Child Injury Prevention Week / Emergency Care Week / Full Employment Week / Financial Services Week / Religious Reference Books Week / Self-University Week
BULL’S BITS
WORLD’S MOST FRIGHTENING ICE CREAM FLAVORS:
Think you’re being adventurous ordering a scoop of Peanut Butter ‘n Chocolate on your ice cream cone? Wrongo, vanilla breath! Check out this ranking of the weirdest ice cream flavors found around-the-world …
5. Sweet Potato (Because nothing’s yummier for dessert than orange vegetables.)
4. Ox Tongue (Ready for a little tongue-on-tongue action?)
3. Squid (Be sure to ask for extra ink!)
2. Octopus (Takes 8 arms to make, but only 1 to eat!)
1. Fish (Made with saury, a saltwater fish popular in Japan, and topped off with liberal doses of brandy … likely to drown out the fishy aroma.)

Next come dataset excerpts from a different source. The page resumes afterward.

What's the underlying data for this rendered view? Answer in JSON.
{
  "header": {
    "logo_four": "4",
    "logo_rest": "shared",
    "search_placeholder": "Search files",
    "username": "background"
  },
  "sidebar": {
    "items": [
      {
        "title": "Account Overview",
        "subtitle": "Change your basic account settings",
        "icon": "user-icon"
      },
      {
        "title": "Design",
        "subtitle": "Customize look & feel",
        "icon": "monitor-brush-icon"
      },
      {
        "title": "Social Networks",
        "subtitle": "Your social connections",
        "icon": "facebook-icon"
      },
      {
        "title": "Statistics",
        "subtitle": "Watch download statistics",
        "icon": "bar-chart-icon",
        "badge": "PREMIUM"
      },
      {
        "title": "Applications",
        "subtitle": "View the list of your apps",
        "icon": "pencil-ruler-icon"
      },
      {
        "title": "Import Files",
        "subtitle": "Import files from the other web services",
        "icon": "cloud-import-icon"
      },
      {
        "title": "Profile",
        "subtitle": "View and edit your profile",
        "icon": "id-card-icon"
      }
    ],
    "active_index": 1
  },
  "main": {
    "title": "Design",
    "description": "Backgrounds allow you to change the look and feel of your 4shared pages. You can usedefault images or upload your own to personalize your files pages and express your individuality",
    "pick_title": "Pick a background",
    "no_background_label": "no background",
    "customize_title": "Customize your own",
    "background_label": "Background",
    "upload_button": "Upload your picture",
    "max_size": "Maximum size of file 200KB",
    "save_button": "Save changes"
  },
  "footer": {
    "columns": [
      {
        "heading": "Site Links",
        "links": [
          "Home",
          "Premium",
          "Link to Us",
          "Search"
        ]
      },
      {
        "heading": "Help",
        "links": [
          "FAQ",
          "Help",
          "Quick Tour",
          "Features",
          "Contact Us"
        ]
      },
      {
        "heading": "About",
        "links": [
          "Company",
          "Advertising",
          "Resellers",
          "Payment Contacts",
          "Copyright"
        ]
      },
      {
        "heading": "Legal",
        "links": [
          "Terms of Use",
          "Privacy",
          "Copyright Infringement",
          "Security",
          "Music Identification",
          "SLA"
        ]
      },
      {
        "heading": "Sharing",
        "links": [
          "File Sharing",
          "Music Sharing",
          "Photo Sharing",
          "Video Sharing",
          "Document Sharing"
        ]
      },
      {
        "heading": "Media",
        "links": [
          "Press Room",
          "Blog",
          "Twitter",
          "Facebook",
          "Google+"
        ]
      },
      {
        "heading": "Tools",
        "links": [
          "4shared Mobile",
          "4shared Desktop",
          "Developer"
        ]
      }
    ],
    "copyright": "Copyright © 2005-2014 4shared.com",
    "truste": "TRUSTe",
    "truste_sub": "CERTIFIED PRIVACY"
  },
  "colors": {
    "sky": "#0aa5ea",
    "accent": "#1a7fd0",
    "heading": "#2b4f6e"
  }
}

Also rans: Cheese Risotto, Chicken Wing, Chunky Bacon, Eel, Fried Eggplant, Fried Pork Rind, Indian Curry, Sauerkraut Sherbet, Seaweed, Spaghetti Bolognaise, and … mmm! … Whale.

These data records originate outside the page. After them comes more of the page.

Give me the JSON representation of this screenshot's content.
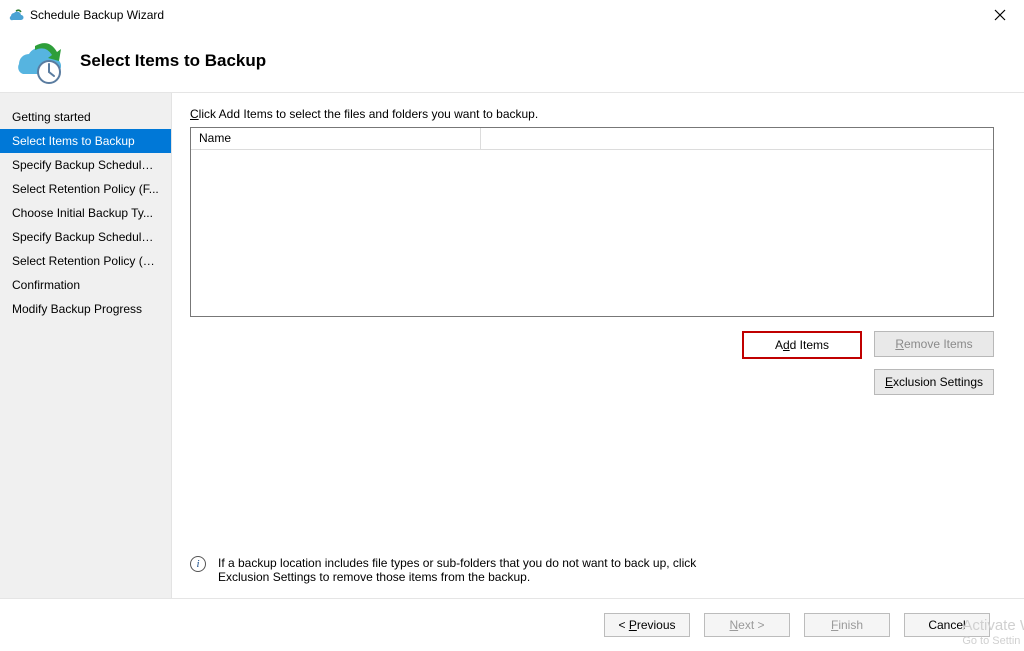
{
  "window": {
    "title": "Schedule Backup Wizard"
  },
  "header": {
    "page_title": "Select Items to Backup"
  },
  "sidebar": {
    "items": [
      {
        "label": "Getting started",
        "selected": false
      },
      {
        "label": "Select Items to Backup",
        "selected": true
      },
      {
        "label": "Specify Backup Schedule ...",
        "selected": false
      },
      {
        "label": "Select Retention Policy (F...",
        "selected": false
      },
      {
        "label": "Choose Initial Backup Ty...",
        "selected": false
      },
      {
        "label": "Specify Backup Schedule ...",
        "selected": false
      },
      {
        "label": "Select Retention Policy (S...",
        "selected": false
      },
      {
        "label": "Confirmation",
        "selected": false
      },
      {
        "label": "Modify Backup Progress",
        "selected": false
      }
    ]
  },
  "main": {
    "instruction": "Click Add Items to select the files and folders you want to backup.",
    "columns": {
      "name": "Name"
    },
    "buttons": {
      "add_items": "Add Items",
      "remove_items": "Remove Items",
      "exclusion_settings": "Exclusion Settings"
    },
    "info_text": "If a backup location includes file types or sub-folders that you do not want to back up, click Exclusion Settings to remove those items from the backup."
  },
  "footer": {
    "previous": "< Previous",
    "next": "Next >",
    "finish": "Finish",
    "cancel": "Cancel"
  },
  "watermark": {
    "line1": "Activate W",
    "line2": "Go to Settin"
  }
}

NET: http://tinyurl.com/yqwnkk
– Who-Sucks.com
BS PHONE STARTER:
What famous person, whom many find attractive, is totally unappealing to you? How about: Elijah Wood (where’d those creepy eyes come from – is he the spawn of a frog?); Orlando Bloom (a pasty, soft, girly man who’d fall down at the flick of a finger); Kirsten Dunst (squinty eyes; pale complexion; weak mouth; fat cheeks); Reese Witherspoon (horrifically oversized head, including a massive forehead worthy of Frankenstein’s monster); Scarlett Johansson (overbite; weak chin; flabby thighs & butt); Tobey Maguire (could be Elijah Wood’s amphibian brother – is this what a superhero looks like?).
BS RANDOM JOKE:
The box said ”Requires Microsoft Windows XP, or better” … so I bought a Macintosh.
BS WEB GOODIE:
Here’s a real time-saver! This website features a list of shortcuts to get you past a corporate phone system’s unending menu and through to an actual live human. (There’s no guarantee they’ll speak your language, however.)
NET: http://gethuman.com/
BS WATER COOLER QUESTION:
Today’s Question: Late August-early September is the busiest time of year for THESE professionals.
Answer to Give Out Next Show: Divorce lawyers.
BS DEEP THOUGHT:
Once the game is over, the king and the pawn go back in the same box.